Salman al-Ansari, the founder and president of the Saudi American Public Relations Affairs Committee, asserted that Israel can assist Saudi Arabia in implementing its Vision 2030, the Kingdom’s blueprint to diversify its economy. Al-Ansari specifically mentioned Israel’s expertise in mining and water technology, which makes Israel “extraordinarily qualified to help Saudi Arabia with its ambitious desalination plans.”
Deputy Crown Prince Mohammed bin Salman, the man in charge of implementing Vision 2030, “is prepared and willing to develop real, enduring ties with Israel,” al-Ansari wrote, adding, “Any form of normalization between the two countries is also an Arabic and Muslim normalization towards Israel, which will undoubtedly promote security and weaken extremism in the region.”
Major Arab powers have been increasingly visible in their willingness to publicly engage with Israel in the past year. David Pollock of the Washington Institute for Near East Policy branded this Saudi pivot as “the new normal,” saying that while pragmatic, behind-the-scenes dialogue between Israel and Arab countries is “nothing new,” even hinting at cooperation publicly marks an undeniable turning point.
Change in Israeli-Saudi relations has been slow but persistent. Anwar Eshki, a former general who has served in senior positions in the Saudi military and foreign ministry, visited Israel in July as part of a delegation of Saudi academics and businessmen. Then-Israeli Foreign Ministry Director-General Dore Gold gave an interview last year with a Saudi website, and Israel’s ambassador to Washington Ron Dermer was likewise recently interviewed by the Saudi media. Gold and Eshki brought the Israeli-Saudi relationship to the forefront when they publicly shook hands last year.
Egyptian Foreign Minister Sameh Shoukry visited Israel in July to offer his government’s assistance in restarting peace talks between Israel and the Palestinians. Shoukry’s visit marked the first time an Egyptian foreign minister had visited Israel since 2007, and highlighted the closer ties that have been forged in the last few years under the leadership of Egyptian President Abdel Fattah el-Sisi. Later that month, Israeli Prime Minister Benjamin Netanyahu and President Reuven Rivlin attended a reception at the Egyptian embassy in Tel Aviv in honor of Egypt’s National Day.
Cairo and Jerusalem have also increased military and intelligence cooperation in order to combat terror groups like Hamas and the Islamic State’s affiliate in the Sinai Peninsula.
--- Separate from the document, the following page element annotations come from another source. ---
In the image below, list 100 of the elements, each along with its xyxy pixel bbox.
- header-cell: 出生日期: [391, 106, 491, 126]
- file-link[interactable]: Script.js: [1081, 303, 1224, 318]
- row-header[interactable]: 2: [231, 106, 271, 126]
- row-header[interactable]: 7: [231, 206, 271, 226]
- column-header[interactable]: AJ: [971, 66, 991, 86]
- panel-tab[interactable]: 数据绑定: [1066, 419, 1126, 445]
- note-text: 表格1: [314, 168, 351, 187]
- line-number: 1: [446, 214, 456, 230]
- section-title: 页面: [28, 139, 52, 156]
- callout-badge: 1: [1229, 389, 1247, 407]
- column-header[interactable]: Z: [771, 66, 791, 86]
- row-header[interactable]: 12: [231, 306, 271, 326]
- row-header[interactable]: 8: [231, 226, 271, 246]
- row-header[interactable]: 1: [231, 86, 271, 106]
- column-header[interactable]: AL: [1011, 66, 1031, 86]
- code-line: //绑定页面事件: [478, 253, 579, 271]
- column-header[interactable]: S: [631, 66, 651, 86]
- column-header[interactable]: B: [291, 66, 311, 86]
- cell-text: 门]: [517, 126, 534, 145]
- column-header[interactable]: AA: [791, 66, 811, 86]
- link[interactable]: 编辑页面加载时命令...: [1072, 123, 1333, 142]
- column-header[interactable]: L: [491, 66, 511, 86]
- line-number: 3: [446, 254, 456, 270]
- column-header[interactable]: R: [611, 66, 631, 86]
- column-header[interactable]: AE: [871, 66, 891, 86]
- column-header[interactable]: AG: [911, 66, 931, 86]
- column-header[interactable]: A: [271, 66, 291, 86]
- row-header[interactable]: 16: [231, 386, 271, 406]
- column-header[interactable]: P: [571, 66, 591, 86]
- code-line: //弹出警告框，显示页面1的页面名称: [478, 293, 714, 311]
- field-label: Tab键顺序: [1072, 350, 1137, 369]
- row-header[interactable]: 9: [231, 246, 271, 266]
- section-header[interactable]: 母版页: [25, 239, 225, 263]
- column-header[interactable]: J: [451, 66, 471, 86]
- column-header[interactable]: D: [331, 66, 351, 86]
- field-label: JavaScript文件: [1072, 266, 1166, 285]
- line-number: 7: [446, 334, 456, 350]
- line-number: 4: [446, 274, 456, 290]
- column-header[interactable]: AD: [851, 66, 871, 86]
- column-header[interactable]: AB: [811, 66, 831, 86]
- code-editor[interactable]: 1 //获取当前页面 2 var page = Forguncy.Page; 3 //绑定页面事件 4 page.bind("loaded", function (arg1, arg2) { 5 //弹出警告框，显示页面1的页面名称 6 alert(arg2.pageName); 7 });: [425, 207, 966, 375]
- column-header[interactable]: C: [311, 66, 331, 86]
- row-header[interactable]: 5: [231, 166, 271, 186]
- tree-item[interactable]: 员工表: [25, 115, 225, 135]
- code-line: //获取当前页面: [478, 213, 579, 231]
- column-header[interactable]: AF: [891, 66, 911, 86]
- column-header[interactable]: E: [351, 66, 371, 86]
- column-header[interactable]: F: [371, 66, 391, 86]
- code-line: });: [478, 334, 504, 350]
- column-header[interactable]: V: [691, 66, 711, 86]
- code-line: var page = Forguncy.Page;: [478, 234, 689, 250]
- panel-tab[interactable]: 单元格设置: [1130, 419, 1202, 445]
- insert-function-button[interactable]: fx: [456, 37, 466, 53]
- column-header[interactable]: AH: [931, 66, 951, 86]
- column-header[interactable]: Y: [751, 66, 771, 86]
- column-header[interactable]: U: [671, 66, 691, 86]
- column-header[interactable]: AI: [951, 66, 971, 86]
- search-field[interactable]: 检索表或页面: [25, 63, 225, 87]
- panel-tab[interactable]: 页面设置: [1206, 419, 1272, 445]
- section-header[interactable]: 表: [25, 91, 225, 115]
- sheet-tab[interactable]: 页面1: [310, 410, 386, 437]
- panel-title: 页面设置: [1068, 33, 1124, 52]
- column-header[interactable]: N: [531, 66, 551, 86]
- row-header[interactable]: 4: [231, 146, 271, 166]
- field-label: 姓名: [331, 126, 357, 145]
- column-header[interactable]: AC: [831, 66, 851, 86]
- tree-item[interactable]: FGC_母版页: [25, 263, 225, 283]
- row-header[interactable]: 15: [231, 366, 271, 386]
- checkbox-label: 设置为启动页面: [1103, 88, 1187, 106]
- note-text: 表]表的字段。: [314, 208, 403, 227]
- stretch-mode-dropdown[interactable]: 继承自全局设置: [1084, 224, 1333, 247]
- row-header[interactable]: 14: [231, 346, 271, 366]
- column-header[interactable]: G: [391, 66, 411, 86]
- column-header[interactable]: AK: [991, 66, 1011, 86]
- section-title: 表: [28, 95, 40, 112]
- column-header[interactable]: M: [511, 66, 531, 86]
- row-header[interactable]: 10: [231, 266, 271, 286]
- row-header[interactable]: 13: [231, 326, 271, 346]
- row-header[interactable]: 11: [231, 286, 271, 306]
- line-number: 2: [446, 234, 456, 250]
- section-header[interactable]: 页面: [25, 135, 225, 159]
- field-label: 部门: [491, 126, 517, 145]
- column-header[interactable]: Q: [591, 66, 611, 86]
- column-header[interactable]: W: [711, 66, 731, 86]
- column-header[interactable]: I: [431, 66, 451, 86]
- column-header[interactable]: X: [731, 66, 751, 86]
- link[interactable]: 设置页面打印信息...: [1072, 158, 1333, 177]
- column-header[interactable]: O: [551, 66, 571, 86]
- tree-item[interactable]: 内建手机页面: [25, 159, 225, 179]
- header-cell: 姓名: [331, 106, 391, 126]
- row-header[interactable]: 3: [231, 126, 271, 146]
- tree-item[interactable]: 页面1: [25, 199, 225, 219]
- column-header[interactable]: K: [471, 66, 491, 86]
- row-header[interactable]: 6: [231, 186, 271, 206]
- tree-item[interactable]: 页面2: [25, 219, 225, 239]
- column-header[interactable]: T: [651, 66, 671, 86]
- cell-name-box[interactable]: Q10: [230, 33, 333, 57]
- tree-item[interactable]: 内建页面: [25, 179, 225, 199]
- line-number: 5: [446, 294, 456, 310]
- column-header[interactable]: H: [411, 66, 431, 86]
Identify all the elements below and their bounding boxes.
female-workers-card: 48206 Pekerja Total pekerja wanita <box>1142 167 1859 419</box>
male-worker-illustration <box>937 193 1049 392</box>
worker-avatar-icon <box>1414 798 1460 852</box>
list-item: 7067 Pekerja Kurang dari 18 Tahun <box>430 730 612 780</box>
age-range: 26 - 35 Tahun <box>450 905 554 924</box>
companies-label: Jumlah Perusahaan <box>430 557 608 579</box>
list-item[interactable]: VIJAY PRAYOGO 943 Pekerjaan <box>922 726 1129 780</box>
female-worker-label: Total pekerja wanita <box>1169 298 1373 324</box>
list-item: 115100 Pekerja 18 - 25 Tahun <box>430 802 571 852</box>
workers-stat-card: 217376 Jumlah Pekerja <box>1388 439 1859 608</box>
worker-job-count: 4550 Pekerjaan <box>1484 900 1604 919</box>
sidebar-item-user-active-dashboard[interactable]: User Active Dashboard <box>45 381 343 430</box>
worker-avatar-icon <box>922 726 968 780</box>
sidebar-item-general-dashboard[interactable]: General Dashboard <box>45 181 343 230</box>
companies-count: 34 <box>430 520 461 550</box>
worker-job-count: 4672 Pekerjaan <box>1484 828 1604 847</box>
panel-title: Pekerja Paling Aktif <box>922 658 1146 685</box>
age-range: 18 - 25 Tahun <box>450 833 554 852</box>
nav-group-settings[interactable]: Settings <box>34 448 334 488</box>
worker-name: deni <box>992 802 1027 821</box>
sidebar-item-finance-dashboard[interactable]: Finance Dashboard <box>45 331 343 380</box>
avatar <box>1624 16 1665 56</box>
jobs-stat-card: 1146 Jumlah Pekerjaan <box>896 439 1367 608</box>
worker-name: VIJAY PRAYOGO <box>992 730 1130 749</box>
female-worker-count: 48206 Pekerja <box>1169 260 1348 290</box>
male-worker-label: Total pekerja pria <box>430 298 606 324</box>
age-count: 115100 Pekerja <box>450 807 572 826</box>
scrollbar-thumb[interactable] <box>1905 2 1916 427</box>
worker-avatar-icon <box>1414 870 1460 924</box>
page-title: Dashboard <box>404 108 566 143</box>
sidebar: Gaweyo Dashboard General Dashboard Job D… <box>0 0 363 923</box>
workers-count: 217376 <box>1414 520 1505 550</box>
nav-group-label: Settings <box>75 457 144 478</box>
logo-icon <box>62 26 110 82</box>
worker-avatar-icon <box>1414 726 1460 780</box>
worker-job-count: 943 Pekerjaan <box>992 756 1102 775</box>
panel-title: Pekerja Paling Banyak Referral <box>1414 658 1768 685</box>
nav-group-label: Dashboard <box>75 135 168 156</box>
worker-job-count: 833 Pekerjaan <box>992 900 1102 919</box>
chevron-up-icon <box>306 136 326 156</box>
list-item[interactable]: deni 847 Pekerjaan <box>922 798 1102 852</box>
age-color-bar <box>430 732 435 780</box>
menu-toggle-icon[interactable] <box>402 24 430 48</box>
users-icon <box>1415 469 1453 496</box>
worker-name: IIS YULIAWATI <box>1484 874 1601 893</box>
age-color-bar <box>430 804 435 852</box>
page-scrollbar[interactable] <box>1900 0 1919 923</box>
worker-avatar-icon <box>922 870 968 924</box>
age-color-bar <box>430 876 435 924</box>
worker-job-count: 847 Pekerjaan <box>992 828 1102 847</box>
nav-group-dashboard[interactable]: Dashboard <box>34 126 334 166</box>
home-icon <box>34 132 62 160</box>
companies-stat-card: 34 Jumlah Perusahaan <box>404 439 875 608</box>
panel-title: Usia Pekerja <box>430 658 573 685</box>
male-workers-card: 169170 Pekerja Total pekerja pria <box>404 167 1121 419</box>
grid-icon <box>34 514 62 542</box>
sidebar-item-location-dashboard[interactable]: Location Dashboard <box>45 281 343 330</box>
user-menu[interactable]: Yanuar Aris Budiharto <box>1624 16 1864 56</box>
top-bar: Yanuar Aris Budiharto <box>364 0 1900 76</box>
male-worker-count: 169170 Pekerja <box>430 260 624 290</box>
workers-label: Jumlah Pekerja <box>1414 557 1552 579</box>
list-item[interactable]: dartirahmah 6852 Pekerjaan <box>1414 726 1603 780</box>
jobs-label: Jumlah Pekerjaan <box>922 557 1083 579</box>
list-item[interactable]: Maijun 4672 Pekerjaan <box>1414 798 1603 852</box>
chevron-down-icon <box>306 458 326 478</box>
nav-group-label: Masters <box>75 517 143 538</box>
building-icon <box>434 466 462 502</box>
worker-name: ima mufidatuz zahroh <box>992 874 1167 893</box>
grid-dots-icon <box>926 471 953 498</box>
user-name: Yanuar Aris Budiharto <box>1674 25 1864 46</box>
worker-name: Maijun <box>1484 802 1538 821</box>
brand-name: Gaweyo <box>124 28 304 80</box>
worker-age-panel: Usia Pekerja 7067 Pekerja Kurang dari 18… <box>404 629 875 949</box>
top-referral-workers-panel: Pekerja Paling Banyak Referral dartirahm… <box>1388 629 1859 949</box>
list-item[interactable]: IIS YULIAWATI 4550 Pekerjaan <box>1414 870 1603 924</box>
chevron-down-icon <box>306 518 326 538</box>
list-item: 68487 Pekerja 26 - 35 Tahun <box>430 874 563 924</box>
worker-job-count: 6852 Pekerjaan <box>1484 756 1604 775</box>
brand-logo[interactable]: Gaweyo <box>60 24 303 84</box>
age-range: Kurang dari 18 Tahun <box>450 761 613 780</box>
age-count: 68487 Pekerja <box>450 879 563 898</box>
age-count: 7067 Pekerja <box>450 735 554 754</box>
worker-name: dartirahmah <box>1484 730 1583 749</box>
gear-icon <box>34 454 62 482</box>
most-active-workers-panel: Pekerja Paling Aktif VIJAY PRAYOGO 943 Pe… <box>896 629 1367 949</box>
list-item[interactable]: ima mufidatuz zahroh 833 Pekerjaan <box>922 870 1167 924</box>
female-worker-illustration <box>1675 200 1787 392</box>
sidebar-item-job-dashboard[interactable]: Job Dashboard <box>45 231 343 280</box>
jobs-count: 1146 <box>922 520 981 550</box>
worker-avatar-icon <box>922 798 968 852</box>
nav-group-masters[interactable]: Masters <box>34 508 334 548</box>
Egypt has been destroying underground tunnels between Sinai and the Gaza Strip in order to prevent the smuggling of weapons and fighters between the two groups, which closely cooperate with each other. ISIS forces in the Sinai perpetrated major attacks against Egypt, and Hamas has both trained ISIS fighters and provided them with medical care.
Ayoob Kara, a Druze member of the Knesset and Israel’s Deputy Minister of Regional Cooperation, told Tablet Magazine in August that “our relations with our neighbors are the best they’ve ever been.”